BRUNSWICK — The town will recognize Indigenous Peoples’ Day on the second Monday in October, the same day as Columbus Day.
An 8-1 vote on the question Monday by the Town Council, with Councilor Dan Harris opposed, followed an hour of public debate.
At the same meeting, the council also amended the municipal budget and allocated an additional $200,000 of anticipated revenues toward property tax relief.
The decision followed a Sept. 5 public hearing where councilors discussed using a portion of money from the sale of 946 Mere Point Road to bring down taxes. But they delayed consideration of the idea Monday until a later date.
In adopting “A Resolution to Celebrate Maine’s Indigenous Cultures,” which pays special homage to the local Wabenaki people, Brunswick follows cities like Belfast, Bangor, Orono, and most recently Portland, which passed a similar resolution just an hour earlier Monday.
The day is intended to honor indigenous populations on a federal holiday that is increasingly perceived as celebrating a man who once brought slaughter and injustice to Native Americans.
“It’s a wave that’s going to sweep over our state and country,” Camilla Beale, of east Brunswick, said.
She alluded to a growing moral skepticism over the legacy of Christopher Columbus, whose explorations resulted in acts of violence and injustice against Native American populations.
The resolution co-sponsors – Councilors Kathy Wilson, Sarah Brayman and Jane Millett – said a presentation from the Midcoast Indigenous Awareness Group last spring enlightened them, and set in motion Monday’s vote.
“(Columbus) didn’t discover a New World.

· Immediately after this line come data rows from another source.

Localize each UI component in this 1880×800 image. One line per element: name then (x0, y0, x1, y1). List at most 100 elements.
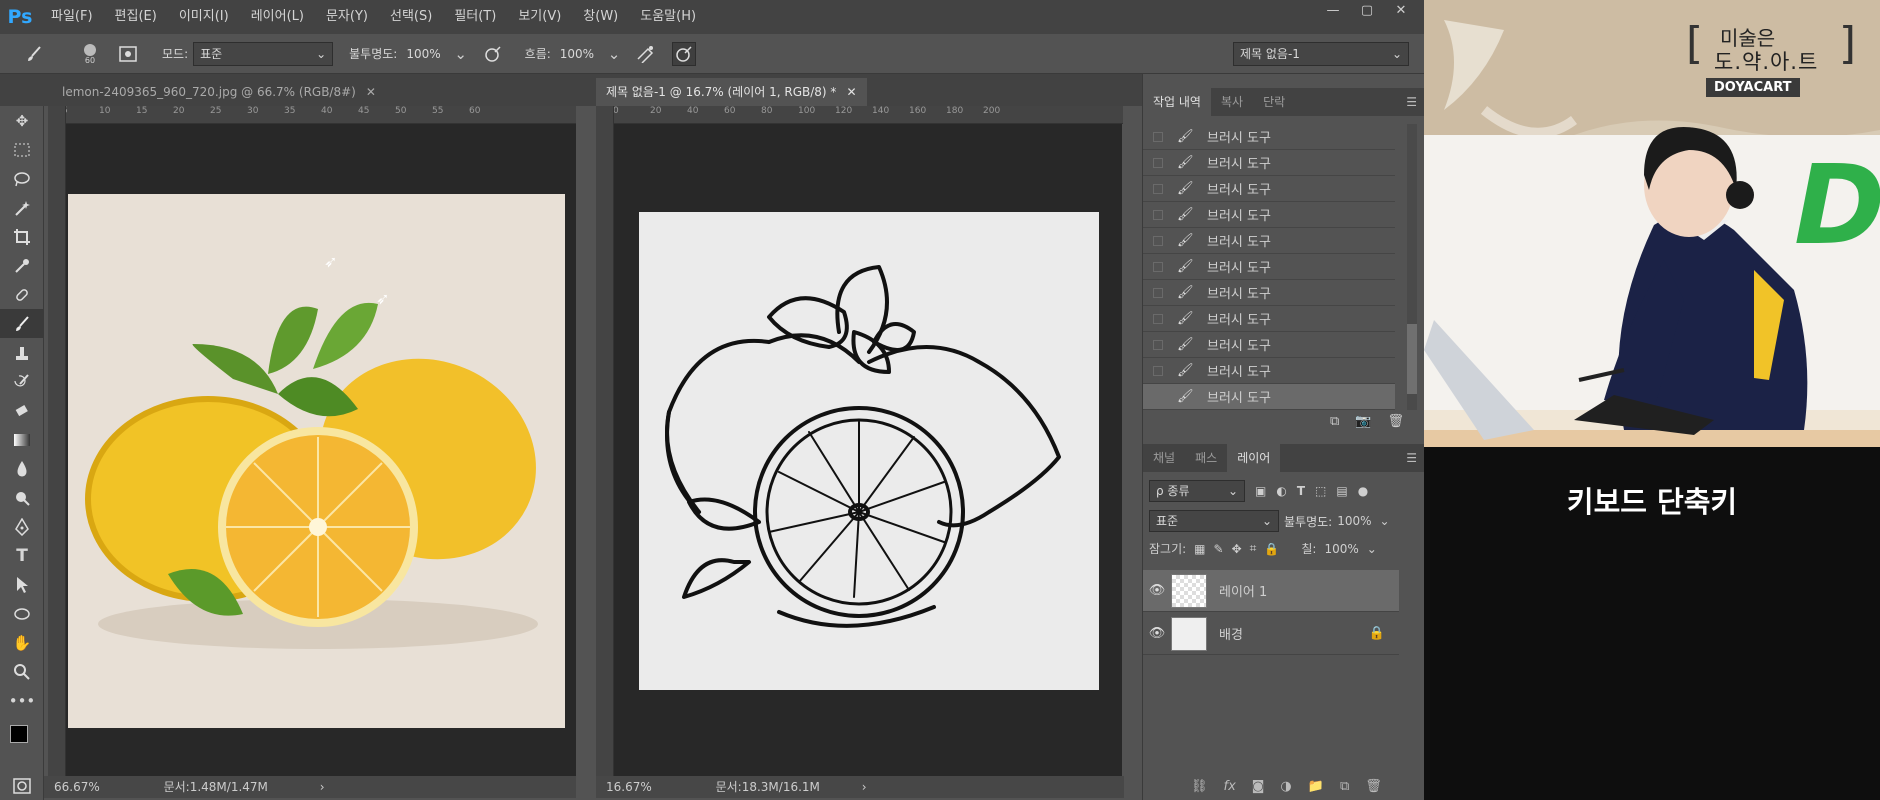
history-item[interactable]: 🖌 브러시 도구 (1143, 254, 1395, 280)
brush-panel-icon[interactable] (116, 42, 140, 66)
history-item[interactable]: 🖌 브러시 도구 (1143, 280, 1395, 306)
layer-filter-select[interactable]: ρ 종류 ⌄ (1149, 480, 1245, 502)
eye-icon[interactable]: 👁 (1143, 583, 1171, 598)
chevron-down-icon[interactable]: ⌄ (1380, 514, 1390, 528)
adjustment-filter-icon[interactable]: ◐ (1276, 484, 1286, 498)
lock-position-icon[interactable]: ✥ (1232, 542, 1242, 556)
stamp-tool-icon[interactable] (0, 338, 44, 367)
brush-tool-icon[interactable] (0, 309, 44, 338)
layer-style-icon[interactable]: fx (1224, 779, 1236, 794)
tab-paths[interactable]: 패스 (1185, 444, 1227, 472)
zoom-tool-icon[interactable] (0, 657, 44, 686)
history-item[interactable]: 🖌 브러시 도구 (1143, 202, 1395, 228)
lock-paint-icon[interactable]: ✎ (1214, 542, 1224, 556)
document-select[interactable]: 제목 없음-1 ⌄ (1233, 41, 1409, 66)
menu-filter[interactable]: 필터(T) (443, 0, 507, 34)
quick-mask-icon[interactable] (0, 771, 44, 800)
checkbox[interactable] (1153, 287, 1163, 298)
marquee-tool-icon[interactable] (0, 135, 44, 164)
tab-close-icon[interactable]: ✕ (366, 85, 376, 99)
chevron-down-icon[interactable]: ⌄ (602, 42, 626, 66)
type-tool-icon[interactable]: T (0, 541, 44, 570)
tab-channels[interactable]: 채널 (1143, 444, 1185, 472)
document-area-lemon[interactable]: ➶ ➶ (66, 124, 576, 776)
adjustment-layer-icon[interactable]: ◑ (1280, 779, 1291, 794)
menu-select[interactable]: 선택(S) (379, 0, 443, 34)
new-layer-icon[interactable]: ⧉ (1340, 779, 1349, 794)
document-tab-lemon[interactable]: lemon-2409365_960_720.jpg @ 66.7% (RGB/8… (52, 78, 386, 106)
status-menu-arrow[interactable]: › (320, 780, 325, 794)
healing-brush-icon[interactable] (0, 280, 44, 309)
flow-value[interactable]: 100% (560, 47, 594, 61)
path-selection-icon[interactable] (0, 570, 44, 599)
checkbox[interactable] (1153, 209, 1163, 220)
smart-object-filter-icon[interactable]: ▤ (1336, 484, 1347, 498)
airbrush-icon[interactable] (634, 42, 658, 66)
checkbox[interactable] (1153, 339, 1163, 350)
history-item-current[interactable]: 🖌 브러시 도구 (1143, 384, 1395, 410)
blur-tool-icon[interactable] (0, 454, 44, 483)
document-tab-untitled[interactable]: 제목 없음-1 @ 16.7% (레이어 1, RGB/8) * ✕ (596, 78, 867, 106)
pen-tool-icon[interactable] (0, 512, 44, 541)
opacity-value[interactable]: 100% (406, 47, 440, 61)
tab-layers[interactable]: 레이어 (1227, 444, 1281, 472)
scrollbar-thumb[interactable] (1407, 324, 1417, 394)
lock-all-icon[interactable]: 🔒 (1264, 542, 1279, 556)
checkbox[interactable] (1153, 183, 1163, 194)
checkbox[interactable] (1153, 365, 1163, 376)
eyedropper-icon[interactable] (0, 251, 44, 280)
tab-paragraph[interactable]: 단락 (1253, 88, 1295, 116)
menu-help[interactable]: 도움말(H) (629, 0, 707, 34)
new-document-from-state-icon[interactable]: ⧉ (1330, 414, 1339, 429)
hand-tool-icon[interactable]: ✋ (0, 628, 44, 657)
foreground-color[interactable] (10, 725, 28, 743)
new-group-icon[interactable]: 📁 (1308, 779, 1324, 794)
trash-icon[interactable]: 🗑 (1387, 414, 1404, 429)
minimize-button[interactable]: — (1316, 0, 1350, 24)
history-scrollbar[interactable] (1407, 124, 1417, 410)
crop-tool-icon[interactable] (0, 222, 44, 251)
brush-preset-picker[interactable]: 60 (78, 42, 102, 66)
layer-row-background[interactable]: 👁 배경 🔒 (1143, 613, 1399, 655)
chevron-down-icon[interactable]: ⌄ (449, 42, 473, 66)
lock-pixels-icon[interactable]: ▦ (1194, 542, 1205, 556)
history-item[interactable]: 🖌 브러시 도구 (1143, 150, 1395, 176)
lasso-tool-icon[interactable] (0, 164, 44, 193)
lock-artboard-icon[interactable]: ⌗ (1250, 541, 1257, 556)
history-item[interactable]: 🖌 브러시 도구 (1143, 306, 1395, 332)
fill-value[interactable]: 100% (1324, 542, 1358, 556)
eye-icon[interactable]: 👁 (1143, 626, 1171, 641)
checkbox[interactable] (1153, 131, 1163, 142)
menu-edit[interactable]: 편집(E) (104, 0, 168, 34)
checkbox[interactable] (1153, 157, 1163, 168)
history-item[interactable]: 🖌 브러시 도구 (1143, 332, 1395, 358)
history-brush-icon[interactable] (0, 367, 44, 396)
layer-row-layer1[interactable]: 👁 레이어 1 (1143, 570, 1399, 612)
menu-image[interactable]: 이미지(I) (168, 0, 240, 34)
panel-menu-icon[interactable]: ☰ (1406, 444, 1424, 472)
menu-layer[interactable]: 레이어(L) (240, 0, 315, 34)
blend-mode-select[interactable]: 표준 ⌄ (1149, 510, 1279, 532)
trash-icon[interactable]: 🗑 (1365, 779, 1382, 794)
history-item[interactable]: 🖌 브러시 도구 (1143, 176, 1395, 202)
menu-window[interactable]: 창(W) (572, 0, 629, 34)
document-area-untitled[interactable] (614, 124, 1122, 776)
tab-history[interactable]: 작업 내역 (1143, 88, 1211, 116)
brush-tool-icon[interactable] (22, 42, 46, 66)
status-menu-arrow[interactable]: › (862, 780, 867, 794)
panel-menu-icon[interactable]: ☰ (1406, 88, 1424, 116)
mode-select[interactable]: 표준 ⌄ (193, 41, 334, 66)
checkbox[interactable] (1153, 313, 1163, 324)
move-tool-icon[interactable]: ✥ (0, 106, 44, 135)
ellipse-tool-icon[interactable] (0, 599, 44, 628)
close-button[interactable]: ✕ (1384, 0, 1418, 24)
color-swatches[interactable] (0, 715, 44, 771)
layer-opacity-value[interactable]: 100% (1337, 514, 1371, 528)
history-item[interactable]: 🖌 브러시 도구 (1143, 228, 1395, 254)
maximize-button[interactable]: ▢ (1350, 0, 1384, 24)
checkbox[interactable] (1153, 391, 1163, 402)
pressure-size-icon[interactable] (672, 41, 697, 66)
link-layers-icon[interactable]: ⛓ (1191, 779, 1208, 794)
shape-filter-icon[interactable]: ⬚ (1315, 484, 1326, 498)
gradient-tool-icon[interactable] (0, 425, 44, 454)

We were already here,” Maulian Dana Smith, an ambassador of the Penobscot Nation, told councilors Monday.
As an indigenous woman in Maine, she said Columbus Day is symbolic of “an attempted genocide against our people.” She countered the argument that adopting the local holiday would be a politically correct attempt to “re-writing history.”
Rather, she said, it would correct it and lend dignity back to a population of people that has long been oppressed.
That point of view garnered the majority of support, and from a wide range of people who often shared prepared remarks: a minister, a history teacher, a Bates College professor, a Brunswick High School student.
But a handful of others disagreed – not with adopting the resolution, but with it coinciding, and possibly supplanting, Columbus Day.
“It shouldn’t be about swapping,” Columbia Avenue resident Dan Lord said, adding to those who called for “equal time” for both Columbus and indigenous groups.
“You want to give them a day? Give them a different day,” Jennifer Johnson fumed. “We can’t make everybody feel good. It’s Columbus Day. Period.”
But Mary Heath, of Cedar Street, argued against that.
“(Separate days) implies equity,” she said. “There is no equity here.”
Councilors disagreed over whether they considered the resolution an attempt to condemn Columbus Day, or to allow for the two days to simply coexist.
Millett noted Columbus Day is a federal holiday and Monday’s local resolution has no bearing on that status.
Brayman and Councilor Steve Walker decried the legacy of Columbus and said if they had the power to repeal the federal holiday, they would.
Harris sided with those who wanted the holiday on a separate day and expressed concerned about slighting Columbus and descendants of European settlers.
Brunswick Town Councilors Jane Millett, second from left, Sarah Brayman and Kathy Wilson vote in favor of a resolution they co-sponsored Sept. 18 to recognize Indigenous People’s Day on the same day as Columbus Day. Councilor Dan Harris, left, cast the only dissenting vote, siding with those who preferred to implement the holiday on “its own day.”